Scroll untuk membaca artikel
Dany Garjito | Nur Afitria Cika Handayani
Selasa, 20 April 2021 | 08:42 WIB
Teddy Gusnaidi. (Suara.com/Iqbal Asaputro)

BeritaHits.id - Dewan Pakar PKPI Teddy Gusnaidi menyoroti soal sikap kepala daerah terhadap kelompok intoleran yang mengatasnamakan agama.

Menurut Teddy, kepala daerah tidak berani dengan kelompok intoleran lantaran masih membutuhkan suara mereka.

Hal ini ia ungkapkan dalam cuitan terdahulu yang kembali ia munculkan melalui akun Twitter pribadinya.

"Kenapa para kepala daerah dan calon kepala daerah tidak berani menyatakan perang terhadap kelompok intoleransi yang mengatasnamakan agama? Ya karena mereka butuh suara kelompok tersebut untuk pilkada," ujarnya, dikutip Beritahits.

Baca Juga: Pertanyakan Yahya Waloni Tak Ditangkap, Denny Siregar Sanjung Umat Kristen

Lebih lanjut, Teddy menyebut bahwa Pilkada secara langsung dapat membuat radikalisme semakin tumbuh subur di Indonesia.

"Inilah mengapa saya katakan, Pilkada langsung menyuburkan radikalisme di Indonesia," lanjutnya.

Cuitan Teddy Gusnaidi. (Twitter)

Teddy Gusnaidi juga sebelumnya membahas tentang Ustad Yahya Waloni yang dianggap intoleransi.

Dirinya mengungkapkan akan memenjarakan Ustad Yahya Waloni apabila dirinya memiliki kuasa.

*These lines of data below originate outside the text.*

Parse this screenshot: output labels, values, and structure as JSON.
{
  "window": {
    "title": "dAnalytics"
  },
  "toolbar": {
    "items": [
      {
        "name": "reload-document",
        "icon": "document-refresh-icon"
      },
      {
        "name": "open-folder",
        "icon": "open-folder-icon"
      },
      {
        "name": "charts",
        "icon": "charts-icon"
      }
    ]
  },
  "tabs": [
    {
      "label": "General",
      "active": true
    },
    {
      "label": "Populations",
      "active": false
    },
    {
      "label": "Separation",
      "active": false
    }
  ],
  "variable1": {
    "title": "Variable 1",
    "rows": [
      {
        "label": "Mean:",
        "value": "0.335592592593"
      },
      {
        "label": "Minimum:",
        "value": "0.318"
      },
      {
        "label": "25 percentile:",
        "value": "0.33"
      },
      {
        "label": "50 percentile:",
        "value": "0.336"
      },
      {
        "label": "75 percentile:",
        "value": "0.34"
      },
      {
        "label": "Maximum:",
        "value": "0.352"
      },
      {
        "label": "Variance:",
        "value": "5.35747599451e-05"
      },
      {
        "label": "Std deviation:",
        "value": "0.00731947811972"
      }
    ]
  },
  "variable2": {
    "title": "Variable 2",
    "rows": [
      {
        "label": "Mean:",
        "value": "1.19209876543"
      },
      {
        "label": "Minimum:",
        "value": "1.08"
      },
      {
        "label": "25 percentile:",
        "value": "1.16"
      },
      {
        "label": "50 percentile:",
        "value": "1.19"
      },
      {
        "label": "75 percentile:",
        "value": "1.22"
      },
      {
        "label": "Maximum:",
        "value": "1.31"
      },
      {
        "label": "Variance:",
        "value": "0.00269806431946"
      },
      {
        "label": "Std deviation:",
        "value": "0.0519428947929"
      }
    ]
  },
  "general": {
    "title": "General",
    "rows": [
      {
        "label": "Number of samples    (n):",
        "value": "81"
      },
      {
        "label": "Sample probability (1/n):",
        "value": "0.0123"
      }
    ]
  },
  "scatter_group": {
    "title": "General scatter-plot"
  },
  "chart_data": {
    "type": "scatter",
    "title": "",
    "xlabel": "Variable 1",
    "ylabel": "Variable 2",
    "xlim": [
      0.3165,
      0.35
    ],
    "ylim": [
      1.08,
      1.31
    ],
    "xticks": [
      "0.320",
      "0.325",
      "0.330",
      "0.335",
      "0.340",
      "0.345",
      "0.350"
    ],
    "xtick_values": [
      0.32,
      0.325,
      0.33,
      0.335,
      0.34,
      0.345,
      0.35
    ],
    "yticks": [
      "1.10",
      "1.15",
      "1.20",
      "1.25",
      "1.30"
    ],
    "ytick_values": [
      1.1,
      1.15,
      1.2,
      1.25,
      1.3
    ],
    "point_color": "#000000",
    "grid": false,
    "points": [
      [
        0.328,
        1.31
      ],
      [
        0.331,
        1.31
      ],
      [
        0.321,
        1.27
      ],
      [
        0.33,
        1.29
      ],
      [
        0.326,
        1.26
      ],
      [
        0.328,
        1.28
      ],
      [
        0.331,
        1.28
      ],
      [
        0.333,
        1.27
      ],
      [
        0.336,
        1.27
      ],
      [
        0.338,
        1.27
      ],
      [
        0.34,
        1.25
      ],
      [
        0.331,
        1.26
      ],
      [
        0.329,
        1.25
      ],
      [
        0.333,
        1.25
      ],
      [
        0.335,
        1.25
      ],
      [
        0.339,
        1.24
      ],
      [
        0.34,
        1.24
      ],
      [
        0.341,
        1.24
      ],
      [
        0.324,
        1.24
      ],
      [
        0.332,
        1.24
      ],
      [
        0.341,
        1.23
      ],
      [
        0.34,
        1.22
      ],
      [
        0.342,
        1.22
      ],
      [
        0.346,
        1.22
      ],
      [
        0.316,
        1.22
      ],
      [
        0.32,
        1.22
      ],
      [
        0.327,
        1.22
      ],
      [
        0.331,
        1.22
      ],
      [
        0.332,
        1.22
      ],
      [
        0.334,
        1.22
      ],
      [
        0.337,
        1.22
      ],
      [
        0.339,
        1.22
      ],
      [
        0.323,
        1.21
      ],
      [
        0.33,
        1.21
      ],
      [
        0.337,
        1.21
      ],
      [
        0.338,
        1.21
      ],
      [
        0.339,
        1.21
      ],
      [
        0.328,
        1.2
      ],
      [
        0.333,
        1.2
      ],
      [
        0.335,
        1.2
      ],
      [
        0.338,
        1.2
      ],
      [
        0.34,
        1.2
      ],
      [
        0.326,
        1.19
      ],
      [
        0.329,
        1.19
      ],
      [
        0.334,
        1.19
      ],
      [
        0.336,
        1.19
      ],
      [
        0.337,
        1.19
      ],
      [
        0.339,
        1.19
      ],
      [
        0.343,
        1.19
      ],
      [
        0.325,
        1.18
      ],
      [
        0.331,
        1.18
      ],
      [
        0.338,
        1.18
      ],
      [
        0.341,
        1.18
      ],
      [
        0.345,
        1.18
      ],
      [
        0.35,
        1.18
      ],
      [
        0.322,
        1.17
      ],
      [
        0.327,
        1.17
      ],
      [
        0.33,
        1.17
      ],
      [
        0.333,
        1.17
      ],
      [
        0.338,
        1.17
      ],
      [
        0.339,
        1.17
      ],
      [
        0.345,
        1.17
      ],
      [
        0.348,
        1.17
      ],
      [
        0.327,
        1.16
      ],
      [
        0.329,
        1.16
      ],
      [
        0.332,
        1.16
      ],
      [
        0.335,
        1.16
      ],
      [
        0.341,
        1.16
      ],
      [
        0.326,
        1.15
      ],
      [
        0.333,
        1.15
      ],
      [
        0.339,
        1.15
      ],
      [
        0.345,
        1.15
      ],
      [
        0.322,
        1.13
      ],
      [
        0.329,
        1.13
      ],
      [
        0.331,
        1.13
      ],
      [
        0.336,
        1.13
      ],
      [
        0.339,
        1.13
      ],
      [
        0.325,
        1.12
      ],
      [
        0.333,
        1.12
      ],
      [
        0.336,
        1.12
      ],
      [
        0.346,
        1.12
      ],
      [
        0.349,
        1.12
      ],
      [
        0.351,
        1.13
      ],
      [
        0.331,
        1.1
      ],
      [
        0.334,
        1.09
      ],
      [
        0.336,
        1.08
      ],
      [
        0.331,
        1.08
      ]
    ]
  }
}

Menurutnya, apa yang telah dilontarkan Yahya Waloni terkait firman Tuhan agama lain perlu diproses.

Baca Juga: Kalau Punya Kekuasaan, Teddy Gusnaidi Bakal Kerangkeng Yahya Waloni

"Sekali lagi, kalau gue punya kekuasaan, orang seperti Yahya Waloni sudah pasti gue kerangkeng. Tentu secara hukum. Kenapa? Karena setiap orang boleh meyakini ajaran agamanya paling benar. Tapi keyakinan bukanlah sebuah kebenaran bagi yang lain, sehingga gimmick beginian harus diproses," ungkapnya.

Teddy pun merasa heran terhadap para penceramah barbar yang tidak ditindaklanjuti oleh pemerintah.

Sebab, menurut Teddy, penceramah barbar perlu dieksekusi.

"Kenapa para penceramah barbar terus dibiarkan penguasa? Padahal ini mudah dan secara hukum sudah layak dieksekusi," tanyanya.

Menurutnya, hal ini lantaran para penguasa lebih memikirkan investasi politik dan suara pendukung penceramah barbar pada saat Pilkada, Pilpres, maupun Pileg.

"Ya karena mereka memikirkan investasi politik ke depan, takut nanti suara pendukung penceramah barbar tidak memilih mereka baik untuk Pilkada, Pileg maupun Pilpres," jelasnya.